The Kotahitanga movement was an autonomous Māori Parliament convened annually from 1892 until 1902. Though not recognised by the New Zealand government the Māori Parliament was an influential body while it lasted.
The 'Whare o Raro' or lower house of the Kotahitanga Parliament formed from the 1893 sitting at Waipatu, Hawke's Bay. The parliament had met from 1892 to 1902 in locations around the North Island. It had an informal meeting at Waitangi in 1892, and then met with elected members at Waipatu in 1892 and 1893.

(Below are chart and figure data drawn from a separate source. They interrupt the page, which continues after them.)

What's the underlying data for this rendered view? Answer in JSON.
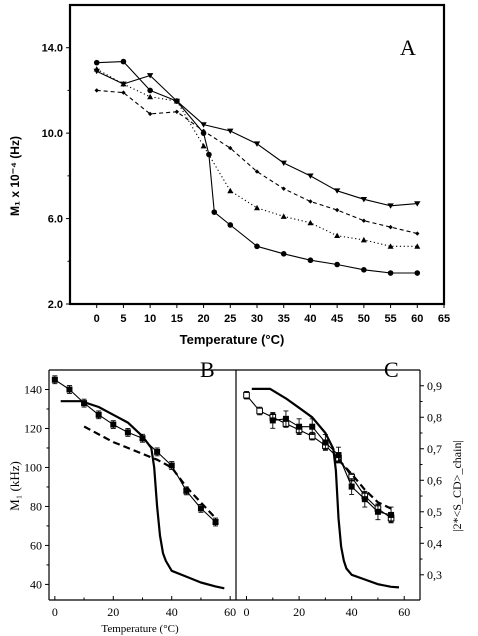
{
  "chart_data": [
    {
      "panel_label": "A",
      "type": "line",
      "xlabel": "Temperature (°C)",
      "ylabel": "M₁ x 10⁻⁴ (Hz)",
      "xlim": [
        -5,
        65
      ],
      "ylim": [
        2,
        16
      ],
      "xticks": [
        0,
        5,
        10,
        15,
        20,
        25,
        30,
        35,
        40,
        45,
        50,
        55,
        60,
        65
      ],
      "yticks": [
        2.0,
        6.0,
        10.0,
        14.0
      ],
      "ytick_labels": [
        "2.0",
        "6.0",
        "10.0",
        "14.0"
      ],
      "series": [
        {
          "style": "solid",
          "marker": "circle",
          "x": [
            0,
            5,
            10,
            15,
            20,
            21,
            22,
            25,
            30,
            35,
            40,
            45,
            50,
            55,
            60
          ],
          "y": [
            13.3,
            13.35,
            12.0,
            11.5,
            10.0,
            9.0,
            6.3,
            5.7,
            4.7,
            4.35,
            4.05,
            3.85,
            3.6,
            3.45,
            3.45
          ]
        },
        {
          "style": "solid",
          "marker": "triangle-down",
          "x": [
            0,
            5,
            10,
            15,
            20,
            25,
            30,
            35,
            40,
            45,
            50,
            55,
            60
          ],
          "y": [
            12.9,
            12.3,
            12.7,
            11.5,
            10.4,
            10.1,
            9.5,
            8.6,
            8.0,
            7.3,
            6.9,
            6.6,
            6.7
          ]
        },
        {
          "style": "dotted",
          "marker": "triangle-up",
          "x": [
            0,
            5,
            10,
            15,
            20,
            25,
            30,
            35,
            40,
            45,
            50,
            55,
            60
          ],
          "y": [
            13.0,
            12.3,
            11.7,
            11.5,
            9.4,
            7.3,
            6.5,
            6.1,
            5.8,
            5.2,
            5.0,
            4.7,
            4.7
          ]
        },
        {
          "style": "dashed",
          "marker": "diamond",
          "x": [
            0,
            5,
            10,
            15,
            20,
            25,
            30,
            35,
            40,
            45,
            50,
            55,
            60
          ],
          "y": [
            12.0,
            11.9,
            10.9,
            11.0,
            10.1,
            9.3,
            8.2,
            7.4,
            6.8,
            6.4,
            5.9,
            5.6,
            5.3
          ]
        }
      ]
    },
    {
      "panel_label": "B",
      "type": "line",
      "xlabel": "Temperature (°C)",
      "ylabel": "M₁ (kHz)",
      "xlim": [
        -2,
        62
      ],
      "ylim": [
        32,
        150
      ],
      "xticks": [
        0,
        20,
        40,
        60
      ],
      "yticks": [
        40,
        60,
        80,
        100,
        120,
        140
      ],
      "series": [
        {
          "style": "solid",
          "marker": "square",
          "x": [
            0,
            5,
            10,
            15,
            20,
            25,
            30,
            35,
            40,
            45,
            50,
            55
          ],
          "y": [
            145,
            140,
            133,
            127,
            122,
            118,
            115,
            108,
            101,
            88,
            79,
            72
          ],
          "err": [
            2,
            2,
            2,
            2,
            2,
            2,
            2,
            2,
            2,
            2,
            2,
            2
          ]
        },
        {
          "style": "solid-thick",
          "marker": "none",
          "x": [
            2,
            9,
            15,
            20,
            25,
            30,
            33,
            34,
            35,
            36,
            37,
            38,
            40,
            45,
            50,
            55,
            58
          ],
          "y": [
            134,
            134,
            131,
            127,
            123,
            116,
            110,
            100,
            80,
            65,
            56,
            52,
            47,
            44,
            41,
            39,
            38
          ]
        },
        {
          "style": "dashed-thick",
          "marker": "none",
          "x": [
            10,
            20,
            30,
            35,
            40,
            45,
            50,
            55
          ],
          "y": [
            121,
            113,
            107,
            104,
            100,
            90,
            82,
            74
          ]
        }
      ]
    },
    {
      "panel_label": "C",
      "type": "line",
      "xlabel": "",
      "ylabel": "|2*<S_CD>_chain|",
      "xlim": [
        -4,
        66
      ],
      "ylim": [
        0.22,
        0.95
      ],
      "xticks": [
        0,
        20,
        40,
        60
      ],
      "yticks": [
        0.3,
        0.4,
        0.5,
        0.6,
        0.7,
        0.8,
        0.9
      ],
      "ytick_labels": [
        "0,3",
        "0,4",
        "0,5",
        "0,6",
        "0,7",
        "0,8",
        "0,9"
      ],
      "series": [
        {
          "style": "solid",
          "marker": "square-open",
          "x": [
            0,
            5,
            10,
            15,
            20,
            25,
            30,
            35,
            40,
            45,
            50,
            55
          ],
          "y": [
            0.87,
            0.82,
            0.8,
            0.78,
            0.76,
            0.74,
            0.71,
            0.67,
            0.61,
            0.55,
            0.51,
            0.48
          ],
          "err": [
            0.012,
            0.012,
            0.012,
            0.012,
            0.012,
            0.012,
            0.012,
            0.012,
            0.012,
            0.012,
            0.012,
            0.012
          ]
        },
        {
          "style": "solid",
          "marker": "square",
          "x": [
            10,
            15,
            20,
            25,
            30,
            35,
            40,
            45,
            50,
            55
          ],
          "y": [
            0.79,
            0.795,
            0.77,
            0.77,
            0.72,
            0.68,
            0.58,
            0.54,
            0.5,
            0.49
          ],
          "err": [
            0.025,
            0.025,
            0.025,
            0.025,
            0.025,
            0.025,
            0.025,
            0.025,
            0.025,
            0.025
          ]
        },
        {
          "style": "solid-thick",
          "marker": "none",
          "x": [
            2,
            9,
            15,
            20,
            25,
            30,
            33,
            34,
            35,
            36,
            37,
            38,
            40,
            45,
            50,
            55,
            58
          ],
          "y": [
            0.89,
            0.89,
            0.86,
            0.83,
            0.8,
            0.75,
            0.7,
            0.63,
            0.48,
            0.39,
            0.345,
            0.32,
            0.3,
            0.285,
            0.27,
            0.262,
            0.26
          ]
        },
        {
          "style": "dashed-thick",
          "marker": "none",
          "x": [
            35,
            40,
            45,
            50,
            55
          ],
          "y": [
            0.665,
            0.62,
            0.57,
            0.53,
            0.51
          ]
        }
      ]
    }
  ]
}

From 1894 the Māori parliament sat at Pākirikiri near Gisborne and Rotorua, with further sittings in 1900 and 1901. The 1896 meeting was at Tokaanu, Taupō, then sat at Pāpāwai, Greytown for two years. The final sitting was at Waiōmatatini on the East Coast of the North Island.
Te Kotahitanga was distinct from Te Kauhanganui, the Māori parliament established by the Kingitanga movement in the late 1880s, because it called for the union of all Māori tribes, whereas Te Kauhanganui was convened by and for the hapū of the Waikato-Tainui region. In 1895 the two movements considered merging, but this ultimately failed.
By 1902 its role was largely superseded by the Māori Councils established by James Carroll and Hone Heke Ngapua through the Māori Councils Act 1900. As a result, Kotahitanga members unanimously voted for its dissolution at the 10th Parliament at Waiōmatatini in 1902.